В медчасти снова нужно было пройти проверку, мою фамилию назвали вместе с остальными и меня снова пропустили. Я сразу направилась к начальнику, зашла прямо в его кабинет и сказала, что не выйду до тех пор, пока мне не окажут помощь.
Он стал кричать: «Что вы здесь делаете? Вы должны быть на фабрике!», потом попросил выйти. За дверью я слышала, как он спрашивал у кого-то по телефону: «Херше у меня, что мне делать?».
Видимо, им запретили оказывать мне помощь, и если бы я не добралась до медсанчасти сама, никто бы меня не лечил. В итоге к врачу я попала. К тому моменту у меня уже была температура, лопнули кровеносные сосуды на ногах.
Врач дал мне больничный на четыре дня, назначил диклофенак и витамины. После карцера эти сутки в отряде стали настоящим подарком.
«Когда у меня спрашивают, как Европа может помочь Беларуси, я говорю — помогите Украине»
— Удалось ли вам за прошедшее после тюрьмы время поправить здоровье?
— Не полностью. До сих пор занимаюсь лечением колена.
— Вышли ли вы на работу, помогает ли вам кто-нибудь?
— Как раз в декабре начну выходить на пару часов, чтобы выяснить, могу я уже работать или нет. При этом мне предложили работу попроще и без ночных смен.

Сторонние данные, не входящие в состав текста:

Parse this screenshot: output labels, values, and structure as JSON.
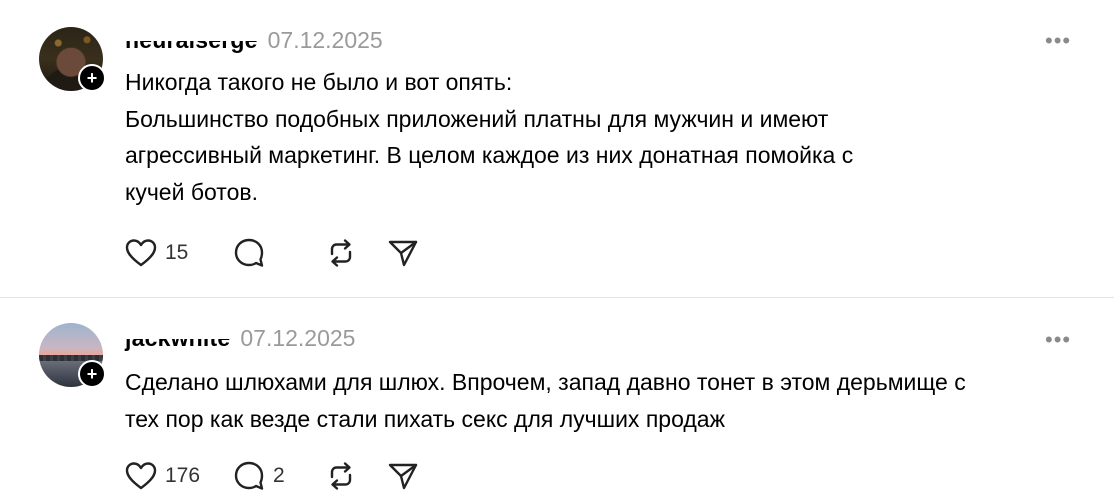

Из концерна меня не уволили, и все это время за мной остается рабочее место. Здесь очень важна репутация, а моя история получила большую огласку.
Все эти месяцы я нахожусь на больничном и постоянно прохожу какое-то лечение.
Как только я вернулась, беларусская диаспора в Швейцарии подарила мне большую сумму денег, и я им очень благодарна за эту поддержку.
— У вас произошла трогательная история с котиком.
— У меня было три кота, год их смотрел знакомый, потом он вынужден был передать их другим людям, а те не смогли оставить и раздали. С новым хозяином одной из кошек с трудом удалось договориться, он долго торговался, но все-таки согласился вернуть животное взамен за котенка такой же породы.
А британский короткошерстный котенок стоит здесь 1,5 тысячи франков, это более полутора тысяч евро. И я очень благодарна беларусам, которые помогли мне собрать эту сумму, чтобы вернуть мою Шанель.
— В последнее время складывается впечатление, что из-за событий в Украине европейцы забыли о беларусах.
— Я не согласна с тем, что мы ушли из повестки. Объективно, война привлекает к себе основное внимание, но беларусы никуда не делись, потому что события в наших странах очень взаимосвязаны.
Наша судьба абсолютно зависит от Украины. И когда у меня спрашивают, как Европа может помочь беларусским политзаключенным и Беларуси, я говорю однозначно — помогите Украине.
Если Украина выиграет эту войну, вернее, не если, она ее обязательно выиграет, это повлечет за собой падение обоих режимов — и в Московии, и в Беларуси.
— Какое желание вы загадаете на Новый год?
— Желание у меня одно, но в нем три составляющих — окончание войны, освобождение политзаключенных в Беларуси и падение диктатуры. А еще я очень хочу приехать в Новую Беларусь!